How do the two sides of your split appointment between the Department of Nutrition Science and Intercollegiate Athletics complement one another?
It's great being able to regularly practice my specialty in the field. This gives me a lot of good stories to illustrate points in class and raises my credibility with my students. As part of my position within Nutrition Science, it's necessary for me to keep up with the most recent developments in nutrition, which improves what I do in Athletics.
How do you educate student-athletes about proper nutrition?

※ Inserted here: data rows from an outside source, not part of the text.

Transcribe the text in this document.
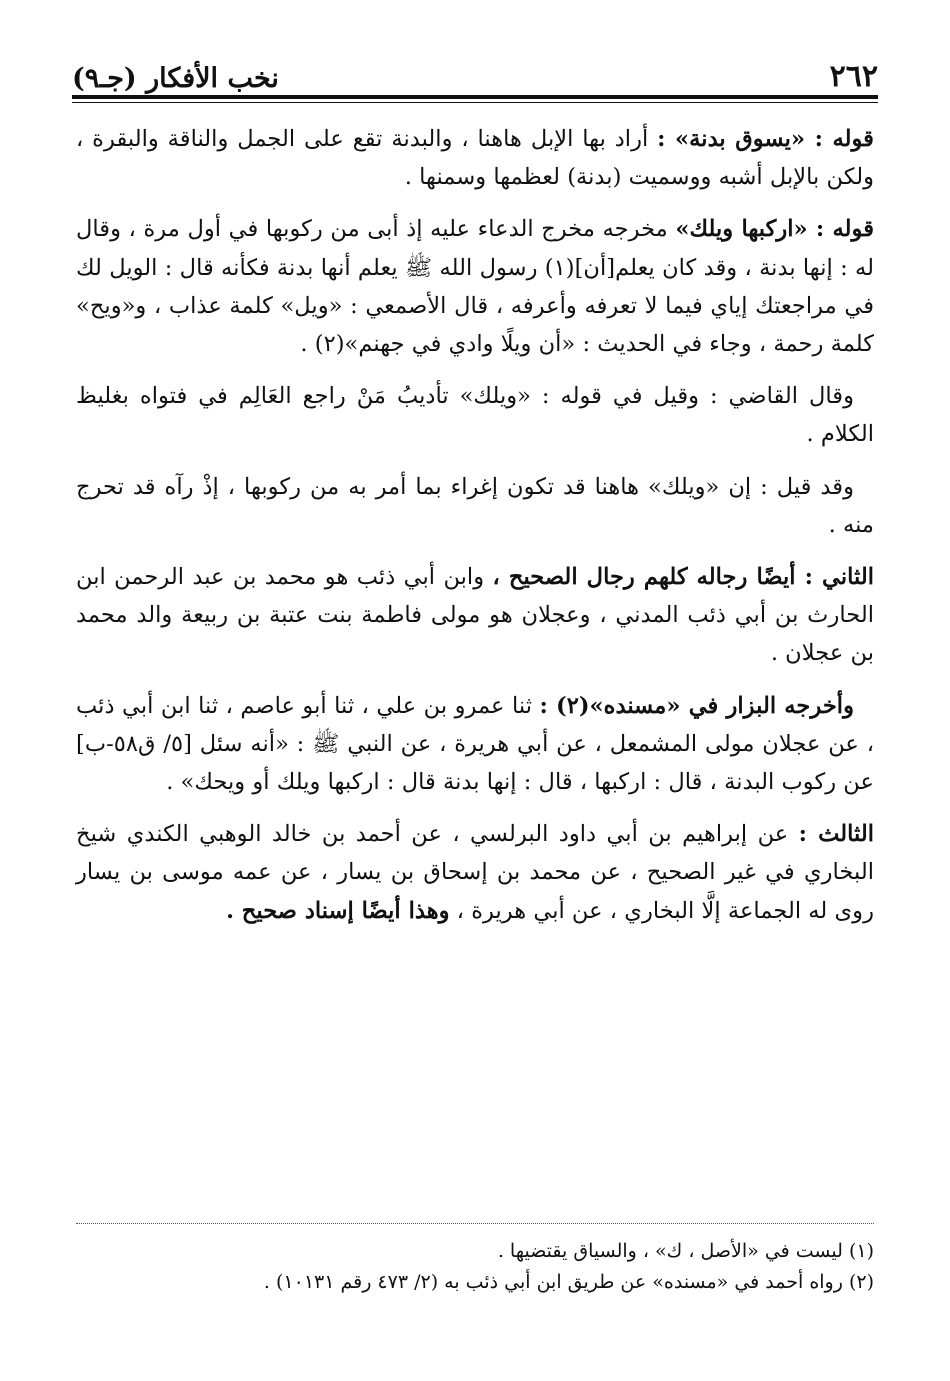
٢٦٢
نخب الأفكار (جـ٩)

قوله : «يسوق بدنة» : أراد بها الإبل هاهنا ، والبدنة تقع على الجمل والناقة والبقرة ، ولكن بالإبل أشبه ووسميت (بدنة) لعظمها وسمنها .

قوله : «اركبها ويلك» مخرجه مخرج الدعاء عليه إذ أبى من ركوبها في أول مرة ، وقال له : إنها بدنة ، وقد كان يعلم[أن](١) رسول الله ﷺ يعلم أنها بدنة فكأنه قال : الويل لك في مراجعتك إياي فيما لا تعرفه وأعرفه ، قال الأصمعي : «ويل» كلمة عذاب ، و«ويح» كلمة رحمة ، وجاء في الحديث : «أن ويلًا وادي في جهنم»(٢) .

وقال القاضي : وقيل في قوله : «ويلك» تأديبُ مَنْ راجع العَالِم في فتواه بغليظ الكلام .

وقد قيل : إن «ويلك» هاهنا قد تكون إغراء بما أمر به من ركوبها ، إذْ رآه قد تحرج منه .

الثاني : أيضًا رجاله كلهم رجال الصحيح ، وابن أبي ذئب هو محمد بن عبد الرحمن ابن الحارث بن أبي ذئب المدني ، وعجلان هو مولى فاطمة بنت عتبة بن ربيعة والد محمد بن عجلان .

وأخرجه البزار في «مسنده»(٢) : ثنا عمرو بن علي ، ثنا أبو عاصم ، ثنا ابن أبي ذئب ، عن عجلان مولى المشمعل ، عن أبي هريرة ، عن النبي ﷺ : «أنه سئل [٥/ ق٥٨-ب] عن ركوب البدنة ، قال : اركبها ، قال : إنها بدنة قال : اركبها ويلك أو ويحك» .

الثالث : عن إبراهيم بن أبي داود البرلسي ، عن أحمد بن خالد الوهبي الكندي شيخ البخاري في غير الصحيح ، عن محمد بن إسحاق بن يسار ، عن عمه موسى بن يسار روى له الجماعة إلَّا البخاري ، عن أبي هريرة ، وهذا أيضًا إسناد صحيح .

(١) ليست في «الأصل ، ك» ، والسياق يقتضيها .

(٢) رواه أحمد في «مسنده» عن طريق ابن أبي ذئب به (٢/ ٤٧٣ رقم ١٠١٣١) .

I work closely with the football team to guide them in making proper nutrition choices. Last fall after the football season ended, I met with the various position groups for sports nutrition education and then we'd go to training table together to help them choose foods for dinner. We held these sessions repeatedly during winter. During the summer months, I continued to meet with the players as a group to introduce new sports nutrition concepts or reinforce old ones. Sometimes I hold cooking demonstrations and do individual consultations involving anything related to food or eating from meal planning and grocery shopping to fighting the fatigue that comes with intense training.
How are you involved in football game day preparations?
I set the standards for food and fluid intake prior to, during, at halftime of and after each game. I help plan for special game situations like cold weather or high heat and humidity. I develop, monitor and update pregame meals and snacks on Friday nights and Saturdays. On Friday nights, I'm present at the team's dinner meal and at their pregame breakfast meal. This allows me to make sure the team has access to the right combination of healthy, whole foods and to tweak options as the season progresses.
Have you made any changes to the football team's nutrition since you began working with the players?
Prior to my involvement with pregame meals, fried chicken was a staple on Friday nights, but that's not the case anymore. Every Friday night, at least one of them asks me, "Are we having fried chicken?" They do miss it, but they also realize the value of healthy pregame fueling.
Why is it important, especially for athletes, to pay such close attention to their nutrition?
Eating the right food at the right times keeps athletes well, so they can continue training, stay active in the weight room and compete every Saturday. A shortfall in an athlete's performance may stem from a shortfall in his eating habits. For example, too few calories or too little colorful produce can lead to more illness since the immune system is negatively affected by those deficits. Or if an athlete is running out of steam in the fourth quarter, he may not have enough fluid or he might not have refueled properly at halftime. Strategic use of food enhances performance and gives an athlete an edge over his competition.
What steps do you take to ensure that ill or injured athletes recover well?
If an athlete does get sick or hurt, proper nutrition can speed rehabilitation and recovery processes and improve the extent to which an athlete is able to recover. The recovery process takes place daily, though. Refueling and rehydrating after practices, training sessions and games are part of recovering. Post-exercise carbohydrates replace the fuel the athlete used and prepares their bodies for the next session. Post-exercise protein allows for maximum muscle repair and building.
Have there been any memorable moments from your time working with the football team?
When I worked with the team last fall through this summer, we did periodic checks of lean muscle mass and body fat percentage. I was impressed with the considerable improvements most of the guys on the team made. On average, the team gained 11 pounds of lean muscle mass and lost 10 pounds of fat mass. Some guys improved by twice that. It's satisfying to know that the nutrition changes they made contributed to their success.